The specialised agency of the United Nations said extreme weather events and climatic changes such as increases in temperature and rainfall over desert areas, and the strong winds associated with tropical cyclones, provide a new environment for pest breeding, development and migration.
Large and aggressive swarms of these crop-devouring short-horned insectsrecently invaded over two dozen districts of desert areas in Rajasthan, Madhya Pradesh and Gujarat.
In Pakistan, authorities declared an emergency in February, saying locust numbers were the worst in more than two decades.
WMO cited an article in Nature Climate Change and said while desert locusts have been here since biblical times, recent intense outbreaks can be linked to anthropogenic climate change and the increased frequency of extreme weather events.
“Attribution of a single event to climate change is difficult. However, climatic changes such as increases in temperature and rainfall over desert areas, and the strong winds associated with tropical cyclones, provide a new environment for pest breeding, development and migration.
This suggests that global warming played a role in creating the conditions required for the development, outbreak and survival of the locusts,” scientists from the Intergovernmental Authority on Climate Prediction and Applications Centre said (ICPAC).
The article cited the role of Indian Ocean warming, intense and unusual tropical cyclones in the region and heavy rainfall and flooding as playing an important role.
“The recent locust outbreaks and the role of Indian Ocean warming show that the impact of climate change is not merely the consequences of changes in mean temperature, but also of increases in extreme and unprecedented events.”
WMO said the first-wave of infestations at the end of 2019 destroyed 70,000 ha of farmland in Somalia and Ethiopia, and 2,400 km of pasture land in Kenya.
A recent assessment in Ethiopia estimated that between December 2019 and March 2020, locusts damaged 114,000, 41,000 and 36,000 ha of Sorghum, maize and wheat, respectively, according to ICPAC.

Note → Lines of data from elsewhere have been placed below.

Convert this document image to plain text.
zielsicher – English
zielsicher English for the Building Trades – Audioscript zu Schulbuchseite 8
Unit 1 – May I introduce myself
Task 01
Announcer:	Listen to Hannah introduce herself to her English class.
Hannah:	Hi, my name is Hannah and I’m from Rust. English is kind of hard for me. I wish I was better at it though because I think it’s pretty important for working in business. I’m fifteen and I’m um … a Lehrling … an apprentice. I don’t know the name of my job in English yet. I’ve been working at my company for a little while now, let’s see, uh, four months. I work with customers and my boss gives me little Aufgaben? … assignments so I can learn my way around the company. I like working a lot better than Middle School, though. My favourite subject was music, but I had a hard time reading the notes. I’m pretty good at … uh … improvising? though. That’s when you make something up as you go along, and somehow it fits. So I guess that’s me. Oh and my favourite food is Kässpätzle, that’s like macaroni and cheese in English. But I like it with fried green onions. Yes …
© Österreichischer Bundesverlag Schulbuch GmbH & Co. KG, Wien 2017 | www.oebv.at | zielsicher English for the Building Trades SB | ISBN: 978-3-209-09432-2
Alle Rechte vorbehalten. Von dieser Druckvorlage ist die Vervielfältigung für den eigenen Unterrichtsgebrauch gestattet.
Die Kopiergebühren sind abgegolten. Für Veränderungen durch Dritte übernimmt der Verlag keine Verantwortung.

ICPAC, which is a WMO regional climate centre, said that locust swarms have been reported in the last 14 days in northern Kenya, eastern and north-eastern Ethiopia.
Adult locusts are also in large numbers in the areas where hoppers and bands were spotted in June which is in the trajectories of migrating swarms.
“This means a continued increase in locust numbers even with the control efforts. Parts of Sudan have had adult locust reported in more locations,” it said.
Climatic conditions suitable for desert locust development are forecast to be highly suitable in Uganda, southern to east of Sudan, eastern Ethiopia, northern Somalia and northern Kenya.
The Food and Agricultural Organisation said that new reports of Desert Locust swarms in northern Somalia suggest that migration across the Indian Ocean to the summer breeding areas along both sides of the India-Pakistan border could be imminent.
It added that summer breeding has commenced along both sides of the India-Pakistan border where numerous swarms are present mainly in Rajasthan.
FAO is the lead agency in Desert Locust monitoring and control and runs the Desert Locust Information Service (DLIS). It uses the WMO Global Observing System as input.